To optimize queries in Hive, you can follow these best practices:
1. Use partitioning: Partitioning is a technique of dividing a large table into smaller, more manageable parts based on specific criteria such as date, region, or category. It can significantly improve query performance by reducing the amount of data that needs to be scanned.
2. Use bucketing: Bucketing is another technique of dividing a large table into smaller, more manageable parts based on the hash value of a column. It can improve query performance by reducing the number of files that need to be read.
3. Use appropriate file formats: Choose the appropriate file format based on the type of data and the query patterns. For example, ORC and Parquet formats are optimized for analytical queries, while Text and SequenceFile formats are suitable for batch processing.
4. Optimize data storage: Optimize the way data is stored on HDFS to improve query performance.
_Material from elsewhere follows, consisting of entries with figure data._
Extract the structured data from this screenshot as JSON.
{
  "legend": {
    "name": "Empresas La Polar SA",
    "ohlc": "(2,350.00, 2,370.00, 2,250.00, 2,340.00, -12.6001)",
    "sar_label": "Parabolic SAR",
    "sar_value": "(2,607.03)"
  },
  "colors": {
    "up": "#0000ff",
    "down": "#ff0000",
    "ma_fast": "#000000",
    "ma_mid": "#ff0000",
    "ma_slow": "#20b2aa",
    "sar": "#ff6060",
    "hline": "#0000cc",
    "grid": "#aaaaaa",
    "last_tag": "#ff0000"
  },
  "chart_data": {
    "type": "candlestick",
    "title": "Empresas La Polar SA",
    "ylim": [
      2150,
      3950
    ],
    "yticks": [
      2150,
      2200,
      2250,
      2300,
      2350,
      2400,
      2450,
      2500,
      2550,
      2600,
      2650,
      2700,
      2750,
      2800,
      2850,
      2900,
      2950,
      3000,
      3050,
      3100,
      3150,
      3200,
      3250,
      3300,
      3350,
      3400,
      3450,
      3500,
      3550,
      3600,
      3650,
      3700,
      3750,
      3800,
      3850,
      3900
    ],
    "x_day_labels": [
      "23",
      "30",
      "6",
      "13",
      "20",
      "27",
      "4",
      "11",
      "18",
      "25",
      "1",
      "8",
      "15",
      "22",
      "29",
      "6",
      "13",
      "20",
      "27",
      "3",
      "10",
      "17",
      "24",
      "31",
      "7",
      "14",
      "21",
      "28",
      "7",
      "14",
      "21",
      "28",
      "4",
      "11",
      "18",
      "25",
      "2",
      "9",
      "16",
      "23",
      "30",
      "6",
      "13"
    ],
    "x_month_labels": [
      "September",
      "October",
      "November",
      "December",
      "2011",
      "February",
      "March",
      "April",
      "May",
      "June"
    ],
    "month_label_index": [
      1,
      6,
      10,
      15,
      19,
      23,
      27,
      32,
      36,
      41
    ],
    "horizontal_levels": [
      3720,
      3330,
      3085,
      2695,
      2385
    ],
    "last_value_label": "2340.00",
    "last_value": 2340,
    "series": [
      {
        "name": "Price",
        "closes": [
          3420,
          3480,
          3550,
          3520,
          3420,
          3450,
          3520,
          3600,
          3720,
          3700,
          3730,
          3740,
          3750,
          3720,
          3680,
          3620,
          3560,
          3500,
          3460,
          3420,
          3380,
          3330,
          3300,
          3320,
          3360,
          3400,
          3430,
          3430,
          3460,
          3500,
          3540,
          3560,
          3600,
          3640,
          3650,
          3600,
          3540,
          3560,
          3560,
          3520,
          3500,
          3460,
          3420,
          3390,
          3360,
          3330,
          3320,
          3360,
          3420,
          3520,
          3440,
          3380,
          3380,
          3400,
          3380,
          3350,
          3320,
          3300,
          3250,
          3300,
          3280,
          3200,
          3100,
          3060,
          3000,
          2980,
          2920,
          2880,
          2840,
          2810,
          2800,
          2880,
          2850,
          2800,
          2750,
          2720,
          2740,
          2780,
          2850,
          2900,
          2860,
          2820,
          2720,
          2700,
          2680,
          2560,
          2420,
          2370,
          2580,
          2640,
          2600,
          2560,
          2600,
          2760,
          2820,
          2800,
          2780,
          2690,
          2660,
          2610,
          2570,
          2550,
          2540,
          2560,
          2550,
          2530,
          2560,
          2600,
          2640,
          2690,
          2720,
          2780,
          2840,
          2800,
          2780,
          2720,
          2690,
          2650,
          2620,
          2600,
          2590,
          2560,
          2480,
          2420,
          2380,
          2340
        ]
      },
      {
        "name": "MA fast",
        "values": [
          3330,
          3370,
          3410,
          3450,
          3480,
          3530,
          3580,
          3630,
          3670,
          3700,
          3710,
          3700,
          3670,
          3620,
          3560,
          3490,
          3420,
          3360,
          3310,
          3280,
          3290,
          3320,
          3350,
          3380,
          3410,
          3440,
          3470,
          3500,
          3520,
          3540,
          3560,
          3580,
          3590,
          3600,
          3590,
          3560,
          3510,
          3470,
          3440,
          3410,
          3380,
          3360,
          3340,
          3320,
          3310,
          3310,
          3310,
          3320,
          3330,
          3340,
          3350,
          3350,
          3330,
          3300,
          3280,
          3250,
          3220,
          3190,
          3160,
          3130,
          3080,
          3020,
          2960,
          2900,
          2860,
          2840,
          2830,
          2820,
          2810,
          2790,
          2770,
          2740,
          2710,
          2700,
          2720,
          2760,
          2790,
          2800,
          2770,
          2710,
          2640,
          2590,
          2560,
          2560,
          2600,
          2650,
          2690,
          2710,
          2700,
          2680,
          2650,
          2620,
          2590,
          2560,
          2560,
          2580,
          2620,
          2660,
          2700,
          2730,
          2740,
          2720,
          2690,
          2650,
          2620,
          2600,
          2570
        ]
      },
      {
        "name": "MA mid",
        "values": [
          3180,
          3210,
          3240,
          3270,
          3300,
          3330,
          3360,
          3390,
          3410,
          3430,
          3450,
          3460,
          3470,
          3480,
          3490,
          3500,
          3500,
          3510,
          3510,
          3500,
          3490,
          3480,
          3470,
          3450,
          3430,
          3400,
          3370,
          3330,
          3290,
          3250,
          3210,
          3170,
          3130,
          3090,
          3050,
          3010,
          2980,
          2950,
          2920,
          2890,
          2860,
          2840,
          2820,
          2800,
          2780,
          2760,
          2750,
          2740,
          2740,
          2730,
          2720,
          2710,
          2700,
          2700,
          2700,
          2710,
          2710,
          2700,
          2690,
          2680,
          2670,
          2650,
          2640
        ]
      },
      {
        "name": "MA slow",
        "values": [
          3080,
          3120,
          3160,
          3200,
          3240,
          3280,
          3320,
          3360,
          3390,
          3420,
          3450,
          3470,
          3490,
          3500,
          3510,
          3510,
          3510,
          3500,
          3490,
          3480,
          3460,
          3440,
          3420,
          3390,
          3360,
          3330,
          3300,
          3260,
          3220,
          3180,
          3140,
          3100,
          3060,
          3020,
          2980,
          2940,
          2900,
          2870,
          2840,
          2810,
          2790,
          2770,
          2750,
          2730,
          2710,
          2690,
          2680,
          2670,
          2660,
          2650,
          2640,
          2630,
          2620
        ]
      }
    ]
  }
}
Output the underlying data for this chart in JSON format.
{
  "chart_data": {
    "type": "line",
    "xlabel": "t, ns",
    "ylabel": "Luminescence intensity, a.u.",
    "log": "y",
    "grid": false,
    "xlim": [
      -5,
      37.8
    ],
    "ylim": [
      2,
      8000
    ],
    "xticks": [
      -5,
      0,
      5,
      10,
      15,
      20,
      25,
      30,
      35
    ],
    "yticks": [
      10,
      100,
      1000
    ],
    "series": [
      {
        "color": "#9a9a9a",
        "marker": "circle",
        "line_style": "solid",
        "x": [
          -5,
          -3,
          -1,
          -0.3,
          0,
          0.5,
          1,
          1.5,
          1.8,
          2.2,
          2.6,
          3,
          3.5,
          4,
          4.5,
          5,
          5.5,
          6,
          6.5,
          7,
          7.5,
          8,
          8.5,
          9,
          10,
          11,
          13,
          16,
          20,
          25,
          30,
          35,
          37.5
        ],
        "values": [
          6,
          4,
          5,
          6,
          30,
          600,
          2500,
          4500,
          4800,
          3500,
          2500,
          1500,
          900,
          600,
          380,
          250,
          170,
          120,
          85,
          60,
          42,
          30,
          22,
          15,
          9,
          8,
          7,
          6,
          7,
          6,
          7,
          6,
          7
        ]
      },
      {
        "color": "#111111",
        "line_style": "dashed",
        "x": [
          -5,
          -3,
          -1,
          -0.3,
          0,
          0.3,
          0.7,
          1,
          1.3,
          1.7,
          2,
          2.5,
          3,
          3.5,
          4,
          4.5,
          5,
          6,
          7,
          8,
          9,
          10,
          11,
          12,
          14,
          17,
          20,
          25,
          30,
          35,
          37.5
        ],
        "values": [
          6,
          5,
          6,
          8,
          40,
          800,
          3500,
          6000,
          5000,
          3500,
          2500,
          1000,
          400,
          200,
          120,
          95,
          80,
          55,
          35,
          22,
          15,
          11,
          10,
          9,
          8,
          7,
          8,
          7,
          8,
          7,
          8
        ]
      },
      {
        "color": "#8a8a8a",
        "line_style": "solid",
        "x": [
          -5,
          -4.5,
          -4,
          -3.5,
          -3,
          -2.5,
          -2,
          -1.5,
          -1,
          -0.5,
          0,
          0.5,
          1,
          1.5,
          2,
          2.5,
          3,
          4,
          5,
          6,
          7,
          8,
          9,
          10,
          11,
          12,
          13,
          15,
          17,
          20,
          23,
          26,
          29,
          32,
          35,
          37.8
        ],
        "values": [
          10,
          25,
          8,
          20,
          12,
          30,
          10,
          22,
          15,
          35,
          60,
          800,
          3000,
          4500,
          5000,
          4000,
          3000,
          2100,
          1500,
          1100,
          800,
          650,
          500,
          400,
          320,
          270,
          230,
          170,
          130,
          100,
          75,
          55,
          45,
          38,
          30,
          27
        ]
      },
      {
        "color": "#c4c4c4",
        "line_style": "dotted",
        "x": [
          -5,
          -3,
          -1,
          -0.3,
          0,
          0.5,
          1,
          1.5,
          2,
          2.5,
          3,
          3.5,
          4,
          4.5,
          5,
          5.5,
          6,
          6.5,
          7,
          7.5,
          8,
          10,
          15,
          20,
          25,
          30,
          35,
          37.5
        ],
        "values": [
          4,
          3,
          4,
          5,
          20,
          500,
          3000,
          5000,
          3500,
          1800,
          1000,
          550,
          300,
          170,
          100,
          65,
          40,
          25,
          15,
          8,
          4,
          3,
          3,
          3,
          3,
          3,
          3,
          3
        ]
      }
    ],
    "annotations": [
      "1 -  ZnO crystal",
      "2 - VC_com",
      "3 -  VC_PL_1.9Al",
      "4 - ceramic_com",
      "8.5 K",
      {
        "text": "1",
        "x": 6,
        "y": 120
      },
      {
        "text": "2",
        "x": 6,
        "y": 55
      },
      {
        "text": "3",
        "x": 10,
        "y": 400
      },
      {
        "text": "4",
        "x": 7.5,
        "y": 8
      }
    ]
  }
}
For example, use compression to reduce the amount of data that needs to be transferred across the network.
To create a partition table with Hive, you can follow these steps:
1. Create a database (if it doesn't exist) using the CREATE DATABASE statement.
2. Create a table using the CREATE TABLE statement, specifying the partition columns using the PARTITIONED BY clause.
3. Load data into the table using the LOAD DATA statement, specifying the partition values using the PARTITION clause.
Here's an example:
```
CREATE DATABASE my_db;
USE my_db;
CREATE TABLE my_table (
id INT,
name STRING
) PARTITIONED BY (date STRING);
LOAD DATA LOCAL INPATH '/path/to/data' OVERWRITE INTO TABLE my_table PARTITION (date='2022-01-01');
```
This creates a table called `my_table` with two columns `id` and `name`, and one partition column `date`. The data is loaded into the table with the partition value `2022-01-01`.